The background story of this Koan
A Zen student told Ummon: "Brilliancy of Buddha illuminates the whole universe."
Before he finished the phrase Ummon asked: "You are reciting another's poem, are you not?"
"Yes," answered the student.
"You are sidetracked," said Ummon.
Afterwards another teacher, Shishin, asked his pupils: "At what point did that student go off the track?"
Reciting poems in medieval China was a sign of being educated, especially the poem of a person who was part of the elite. This monk did exactly that, but was rebuked by Umon quite rude. In this way Zen-master Umon disqualified himself as an educated man.
Much later an other master tried to repair Umons reputation as learned man and re-framed Umons reaction so that it was less challenging for Chinese conventions.
But still, the whole story is confronting, with or without Shishin's new frame.
Jumping out of the whole story is the only solution.

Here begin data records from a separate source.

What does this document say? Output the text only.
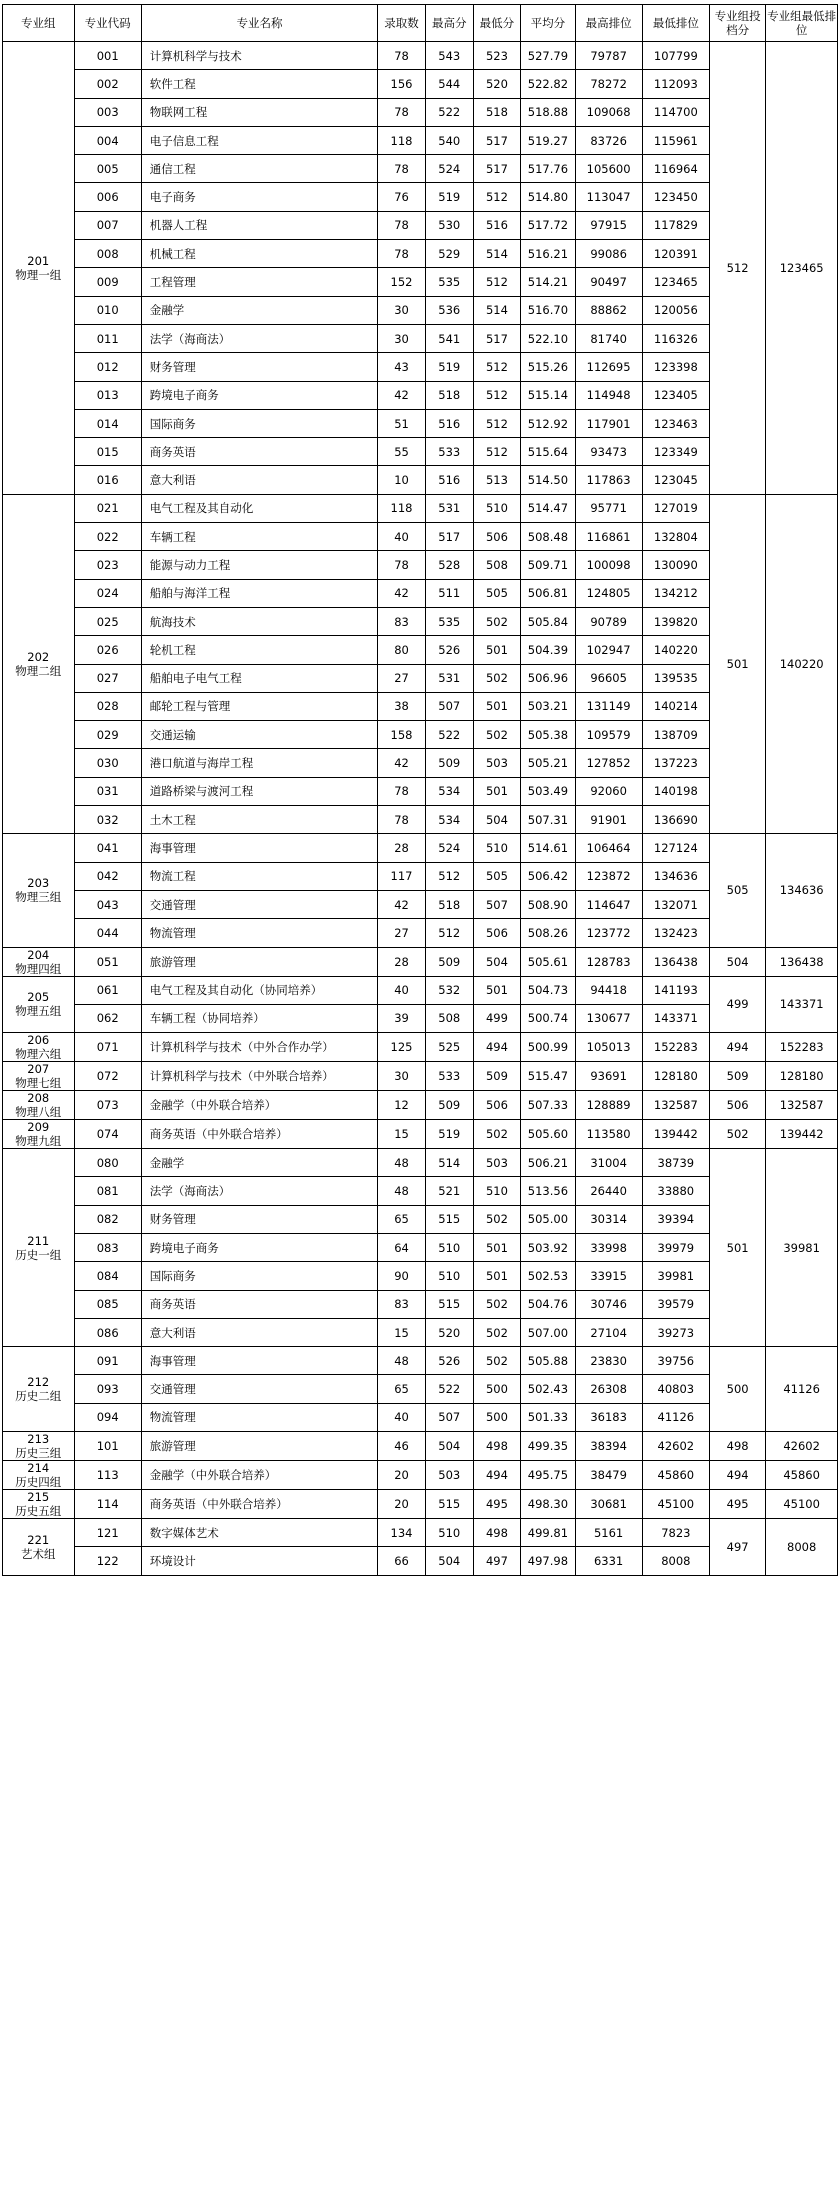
专业组	专业代码	专业名称	录取数	最高分	最低分	平均分	最高排位	最低排位	专业组投档分	专业组最低排位
201
物理一组	001	计算机科学与技术	78	543	523	527.79	79787	107799	512	123465
	002	软件工程	156	544	520	522.82	78272	112093		
	003	物联网工程	78	522	518	518.88	109068	114700		
	004	电子信息工程	118	540	517	519.27	83726	115961		
	005	通信工程	78	524	517	517.76	105600	116964		
	006	电子商务	76	519	512	514.80	113047	123450		
	007	机器人工程	78	530	516	517.72	97915	117829		
	008	机械工程	78	529	514	516.21	99086	120391		
	009	工程管理	152	535	512	514.21	90497	123465		
	010	金融学	30	536	514	516.70	88862	120056		
	011	法学（海商法）	30	541	517	522.10	81740	116326		
	012	财务管理	43	519	512	515.26	112695	123398		
	013	跨境电子商务	42	518	512	515.14	114948	123405		
	014	国际商务	51	516	512	512.92	117901	123463		
	015	商务英语	55	533	512	515.64	93473	123349		
	016	意大利语	10	516	513	514.50	117863	123045		
202
物理二组	021	电气工程及其自动化	118	531	510	514.47	95771	127019	501	140220
	022	车辆工程	40	517	506	508.48	116861	132804		
	023	能源与动力工程	78	528	508	509.71	100098	130090		
	024	船舶与海洋工程	42	511	505	506.81	124805	134212		
	025	航海技术	83	535	502	505.84	90789	139820		
	026	轮机工程	80	526	501	504.39	102947	140220		
	027	船舶电子电气工程	27	531	502	506.96	96605	139535		
	028	邮轮工程与管理	38	507	501	503.21	131149	140214		
	029	交通运输	158	522	502	505.38	109579	138709		
	030	港口航道与海岸工程	42	509	503	505.21	127852	137223		
	031	道路桥梁与渡河工程	78	534	501	503.49	92060	140198		
	032	土木工程	78	534	504	507.31	91901	136690		
203
物理三组	041	海事管理	28	524	510	514.61	106464	127124	505	134636
	042	物流工程	117	512	505	506.42	123872	134636		
	043	交通管理	42	518	507	508.90	114647	132071		
	044	物流管理	27	512	506	508.26	123772	132423		
204
物理四组	051	旅游管理	28	509	504	505.61	128783	136438	504	136438
205
物理五组	061	电气工程及其自动化（协同培养）	40	532	501	504.73	94418	141193	499	143371
	062	车辆工程（协同培养）	39	508	499	500.74	130677	143371		
206
物理六组	071	计算机科学与技术（中外合作办学）	125	525	494	500.99	105013	152283	494	152283
207
物理七组	072	计算机科学与技术（中外联合培养）	30	533	509	515.47	93691	128180	509	128180
208
物理八组	073	金融学（中外联合培养）	12	509	506	507.33	128889	132587	506	132587
209
物理九组	074	商务英语（中外联合培养）	15	519	502	505.60	113580	139442	502	139442
211
历史一组	080	金融学	48	514	503	506.21	31004	38739	501	39981
	081	法学（海商法）	48	521	510	513.56	26440	33880		
	082	财务管理	65	515	502	505.00	30314	39394		
	083	跨境电子商务	64	510	501	503.92	33998	39979		
	084	国际商务	90	510	501	502.53	33915	39981		
	085	商务英语	83	515	502	504.76	30746	39579		
	086	意大利语	15	520	502	507.00	27104	39273		
212
历史二组	091	海事管理	48	526	502	505.88	23830	39756	500	41126
	093	交通管理	65	522	500	502.43	26308	40803		
	094	物流管理	40	507	500	501.33	36183	41126		
213
历史三组	101	旅游管理	46	504	498	499.35	38394	42602	498	42602
214
历史四组	113	金融学（中外联合培养）	20	503	494	495.75	38479	45860	494	45860
215
历史五组	114	商务英语（中外联合培养）	20	515	495	498.30	30681	45100	495	45100
221
艺术组	121	数字媒体艺术	134	510	498	499.81	5161	7823	497	8008
	122	环境设计	66	504	497	497.98	6331	8008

The original Chinese Goang
Yunmen: Because a monk asked, "The brilliant light silently illuminates the whole river and sands . .",
the one sentence was not yet ended when Men quickly said, “Aren’t those the words of the excellently gifted Zhangzhuo?"
The monk said, "Yes,"
Men said, "Idle speech!"
Coming after, Sixin picked this up and said, "Just say, what point is within this monk’s idle speech?"
Traditional Commentaries and .... Poems (Gata)
If anyone perceives Ummon's particular skillfulness, he will know at what point the student was off the track, and he will be a teacher of man and devas. If not, he cannot even perceive himself.
If within you are able to see how Yunmen uses the point of solitary danger of this monk’s reason for his idle speech, then you are able to give to people and gods [devas] as a teacher. If you still are not yet clear, you are not able to save yourself.